A few companies in the United States and Europe have undertaken costly carbon labeling of products, banking on the idea that consumers care enough about such emissions that reporting low emissions will boost sales. Footwear manufacturer Timberland recently assigned “green index” ratings to shoes that report the amount of greenhouse gases released in their production. In the United Kingdom, the supermarket chain Tesco is launching labels that specify the carbon footprint of thousands of its products and reports that it will spend nearly $1 billion over the next five years to stimulate “green consumption.” The Carbon Trust, an organization funded by the British government to help businesses reduce their carbon emissions, is helping companies devise carbon labels for brand-name products such as Walkers snacks and Boots shampoos. The British government recently unveiled a plan to develop standard metrics for greenhouse gas emissions of products and services as a first step towards a green labeling system that would guide consumers’ and businesses’ choices. In the United States, polls show broad public concern about climate change: 90% of Democrats, 80% of independents, and 60% of Republicans favor immediate government action, according to a New York Times/CBS poll released in April 2007.
Members of Congress are beginning to heed demands for better information. A recent proposal by Senators Amy Klobuchar (D-MN) and Olympia Snowe (R-ME) would add greenhouse gases to the factory-by-factory toxic chemical disclosure requirement.
Reducing emissions is also feasible. Although some substantial cuts in greenhouse gas emissions must await technological advances, others can be achieved with existing technology, as European companies, now subject to cap-and-trade restrictions, have demonstrated. For example, British Petroleum, the world’s third-largest oil company, cut carbon emissions by 10% between 1998 and 2002 by introducing new energy-efficiency measures and by creating an internal emissions-trading scheme among its 150 business units in more than 100 countries.
Government action is needed. Voluntary disclosure will not create incentives for broad emissions reductions for three reasons. It does not allow investors, employees, or consumers to compare all major products and facilities. It cannot assure standardized metrics. And it cannot provide enforcement to ensure that reporting is accurate and complete. As state and private initiatives multiply, only a national reporting requirement can level the playing field for disclosers by ensuring consistent reporting. When public risks are serious, legislated transparency offers the permanence, legitimacy, and accountability that increase the chances that disclosed information will truly serve policy priorities.

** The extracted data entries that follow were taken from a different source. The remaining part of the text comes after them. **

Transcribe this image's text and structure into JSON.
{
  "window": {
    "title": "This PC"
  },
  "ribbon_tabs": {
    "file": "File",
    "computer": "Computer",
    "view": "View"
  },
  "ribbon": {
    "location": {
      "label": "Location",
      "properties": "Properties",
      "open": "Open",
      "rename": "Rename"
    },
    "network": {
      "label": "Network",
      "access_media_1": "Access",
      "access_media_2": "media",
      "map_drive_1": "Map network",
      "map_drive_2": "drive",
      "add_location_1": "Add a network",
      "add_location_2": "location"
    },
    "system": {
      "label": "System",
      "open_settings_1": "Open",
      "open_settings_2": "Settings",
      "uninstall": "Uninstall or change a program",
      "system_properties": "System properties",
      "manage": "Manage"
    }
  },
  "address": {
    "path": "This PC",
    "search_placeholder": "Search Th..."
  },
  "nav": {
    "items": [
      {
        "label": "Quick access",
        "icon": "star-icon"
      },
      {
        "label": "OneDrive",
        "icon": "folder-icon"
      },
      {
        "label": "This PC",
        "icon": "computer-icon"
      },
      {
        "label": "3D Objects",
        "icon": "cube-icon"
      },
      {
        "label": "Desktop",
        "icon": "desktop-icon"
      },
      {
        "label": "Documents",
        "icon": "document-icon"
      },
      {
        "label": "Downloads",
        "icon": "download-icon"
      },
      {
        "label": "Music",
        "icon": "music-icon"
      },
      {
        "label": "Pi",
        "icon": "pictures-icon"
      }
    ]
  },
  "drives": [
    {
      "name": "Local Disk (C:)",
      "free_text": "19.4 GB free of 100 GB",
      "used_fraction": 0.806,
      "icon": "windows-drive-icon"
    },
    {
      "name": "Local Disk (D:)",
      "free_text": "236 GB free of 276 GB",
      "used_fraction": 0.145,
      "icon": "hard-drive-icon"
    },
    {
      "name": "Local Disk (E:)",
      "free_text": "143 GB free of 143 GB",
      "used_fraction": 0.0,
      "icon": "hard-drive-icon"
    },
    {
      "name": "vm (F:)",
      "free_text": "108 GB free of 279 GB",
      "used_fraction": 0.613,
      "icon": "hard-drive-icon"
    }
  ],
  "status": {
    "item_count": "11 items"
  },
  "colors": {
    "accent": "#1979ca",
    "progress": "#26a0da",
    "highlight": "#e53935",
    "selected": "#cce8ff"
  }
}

Likewise, disclosure of company-level emissions, rather than disaggregated factory and product emissions, is not enough. When companies have dozens and sometimes hundreds of business lines, the reporting of total emissions does not give consumers and investors the information they need to discern relative efficiencies and trends and to incorporate new information into decisions.
A time-tested policy tool
The power of transparency has worked in the past to reduce harmful pollution. After a disastrous chemical accident at a pesticide plant in Bhopal, India, in 1984, killed 2,000 people, Congress required U.S. companies to disclose their toxic emissions factory by factory and chemical by chemical. When they saw the first numbers, shamefaced executives promised immediate reductions. CEOs of Monsanto, Dow Chemical, IBM, and other major companies made commitments to cut toxic pollution by as much as 90% within a few years. The EPA later credited that simple disclosure requirement with reducing reported toxic pollution by as much as half in the 1990s. Both positive and negative lessons learned from toxic chemical disclosure can provide a template for structuring transparency to reduce greenhouse gas emissions.
Using transparency requirements to reduce public risks is no longer unusual. In recent years, Congress has frequently constructed transparency systems to reduce specific health, safety, and environmental risks. In addition to toxic pollution reporting, automobile safety ratings, nutritional labels, drinking water quality reports, workplace hazards reporting, and dozens of other laws have been enacted in recent years that aim to create specific incentives for companies to improve their products and practices. At best, such policies mobilize market forces and empower the choices of consumers, investors, employees, and business partners with relatively light-handed government intervention.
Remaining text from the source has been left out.